Juan Manuel de Prada

Ya hemos analizado el concepto nihilista de «libertad de expresión» que postula nuestra época, fruto de la conversión de la democracia –loable forma de gobierno– en una religión demente que subvierte cualquier principio moral. Por «libertad de expresión», según este culto religioso degenerado, se entiende una libertad para dañar, injuriar, ultrajar, ofender y blasfemar que el Estado debe proteger y hasta fomentar, de tal modo que los dañados, injuriados, ultrajados y ofendidos se jodan y se aguanten, del mismo modo que se jode y se aguanta Dios, contra el que esta «libertad de expresión» permite blasfemar. Porque para la religión democrática no existe otro dios sino ella misma, ni otros dogmas que los que ella postula; y cualquier otro culto religioso puede ser (¡oh generosidad suma!) tolerado, como se tolera ser fan de Spiderman o de Messi, sin que ello obste para que tal culto pueda ser escarnecido, sus adeptos vilipendiados y su Dios arrastrado por el fango y rebozado de mierda. Así había funcionado, tan campante y risueña, esta «libertad de expresión» durante décadas, haciendo de Dios el payaso de las bofetadas de las misas negras democráticas; pero la irrupción del islamismo ha obligado a tentarse la ropa a los pontífices de la religión democrática.

Y, entretanto, una patulea de pintamonas, juntaletras y caricatos (corifeos de la religión democrática) que nos venden sus esputos como «arte» reclaman su derecho a blasfemar, alegando que el arte es por naturaleza transgresor. Pero ni las birrias de esta patulea son arte ni sus blasfemias son transgresión, por la sencilla razón de que, para que exista transgresión, el artista tiene que revolverse contra una estructura de poder. Y lo que ha hecho durante décadas esta patulea es exactamente lo contrario: no se han revuelto contra una estructura de poder, sino que se han dedicado a dañar, injuriar, ultrajar y ofender impunemente a gente desvalida, y a blasfemar contra Dios, prevaliéndose de una estructura de poder que protege a los ofensores y deja inermes a las víctimas. Esta patulea de pintamonas, juntaletras y caricatos que, al amparo de la religión democrática, ofenden y blasfeman no son transgresores ni parecidas pamplinas, sino aprovechadillos que sacan tajada de sus aspavientos y exabruptos. Pues el auténtico transgresor es una “voz que clama en el desierto”, cuyas osadías sólo le granjean (quien lo probó lo sabe) malquerencias, persecución y oprobio; el auténtico transgresor no es hoy quien blasfema contra Dios, sino el que se atreve a poner en solfa los dogmas sobre los que se asienta la religión democrática, de la que esta patulea son corifeos.

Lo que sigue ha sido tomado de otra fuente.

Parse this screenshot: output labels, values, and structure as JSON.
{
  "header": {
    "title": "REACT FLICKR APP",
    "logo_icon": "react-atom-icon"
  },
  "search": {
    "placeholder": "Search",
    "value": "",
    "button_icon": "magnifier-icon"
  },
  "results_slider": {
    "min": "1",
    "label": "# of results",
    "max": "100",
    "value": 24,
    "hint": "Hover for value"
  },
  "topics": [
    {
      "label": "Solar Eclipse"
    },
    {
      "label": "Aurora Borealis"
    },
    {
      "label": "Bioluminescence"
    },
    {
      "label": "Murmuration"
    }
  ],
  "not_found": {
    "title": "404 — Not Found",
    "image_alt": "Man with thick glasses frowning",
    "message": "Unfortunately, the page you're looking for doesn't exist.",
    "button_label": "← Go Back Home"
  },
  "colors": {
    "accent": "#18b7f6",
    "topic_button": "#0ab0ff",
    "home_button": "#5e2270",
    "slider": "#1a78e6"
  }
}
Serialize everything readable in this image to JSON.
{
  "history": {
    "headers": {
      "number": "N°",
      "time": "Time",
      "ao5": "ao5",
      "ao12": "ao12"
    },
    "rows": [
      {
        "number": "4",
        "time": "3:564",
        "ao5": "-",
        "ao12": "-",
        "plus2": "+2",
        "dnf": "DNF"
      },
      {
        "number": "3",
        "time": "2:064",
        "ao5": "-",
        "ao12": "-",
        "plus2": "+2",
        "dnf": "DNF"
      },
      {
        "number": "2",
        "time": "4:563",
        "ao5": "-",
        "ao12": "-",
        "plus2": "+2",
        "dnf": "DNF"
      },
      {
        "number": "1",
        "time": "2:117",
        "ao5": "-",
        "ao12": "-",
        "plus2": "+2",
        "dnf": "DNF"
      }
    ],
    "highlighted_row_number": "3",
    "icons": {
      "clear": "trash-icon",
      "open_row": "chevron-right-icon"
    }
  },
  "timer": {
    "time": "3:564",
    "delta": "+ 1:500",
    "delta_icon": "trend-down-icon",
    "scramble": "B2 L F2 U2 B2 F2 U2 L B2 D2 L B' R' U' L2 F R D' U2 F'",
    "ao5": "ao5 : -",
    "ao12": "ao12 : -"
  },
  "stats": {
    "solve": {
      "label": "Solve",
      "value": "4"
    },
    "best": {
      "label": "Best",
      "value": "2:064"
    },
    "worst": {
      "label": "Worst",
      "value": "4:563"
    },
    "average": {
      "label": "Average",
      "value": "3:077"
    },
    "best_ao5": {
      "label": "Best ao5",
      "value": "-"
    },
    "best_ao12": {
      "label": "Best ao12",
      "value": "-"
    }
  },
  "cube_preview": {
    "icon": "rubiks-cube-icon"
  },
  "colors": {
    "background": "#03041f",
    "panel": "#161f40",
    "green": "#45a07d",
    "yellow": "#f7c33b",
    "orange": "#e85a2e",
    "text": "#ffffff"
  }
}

Esta patulea de corifeos valentones se ha dedicado, al amparo de la religión democrática, a asestar lanzadas a moro muerto, para gozar del aplauso del mundo (y de su paga). Y así, acostumbrados a que los cristianos se jodiesen y aguantasen, un día se equivocaron y le asestaron una lanzada… a un moro vivo. Y ahora tiemblan porque el moro vivo está dispuesto a castigar a tiros las birrias que llaman «arte», sin importarle derramar de paso sangre inocente. Pero el dolor que nos provoca la sangre inocente no debe llevarnos a apoyar a esta patulea de pintamonas, juntaletras y caricatos; pues ellos y el moro vivo al que han enardecido son el anverso y el reverso de una misma moneda. La «libertad de expresión» nihilista, como la religión democrática que la ampara, es un culto aberrante que alimenta –como la gasolina alimenta el fuego– el culto aberrante del islamismo. La gente razonable (¡y verdaderamente transgresora!) debe repudiar por igual uno y otro culto por ser ambos taras de la razón; y recordar que nadie es menos indicado para combatir el islamismo que los corifeos de la religión democrática.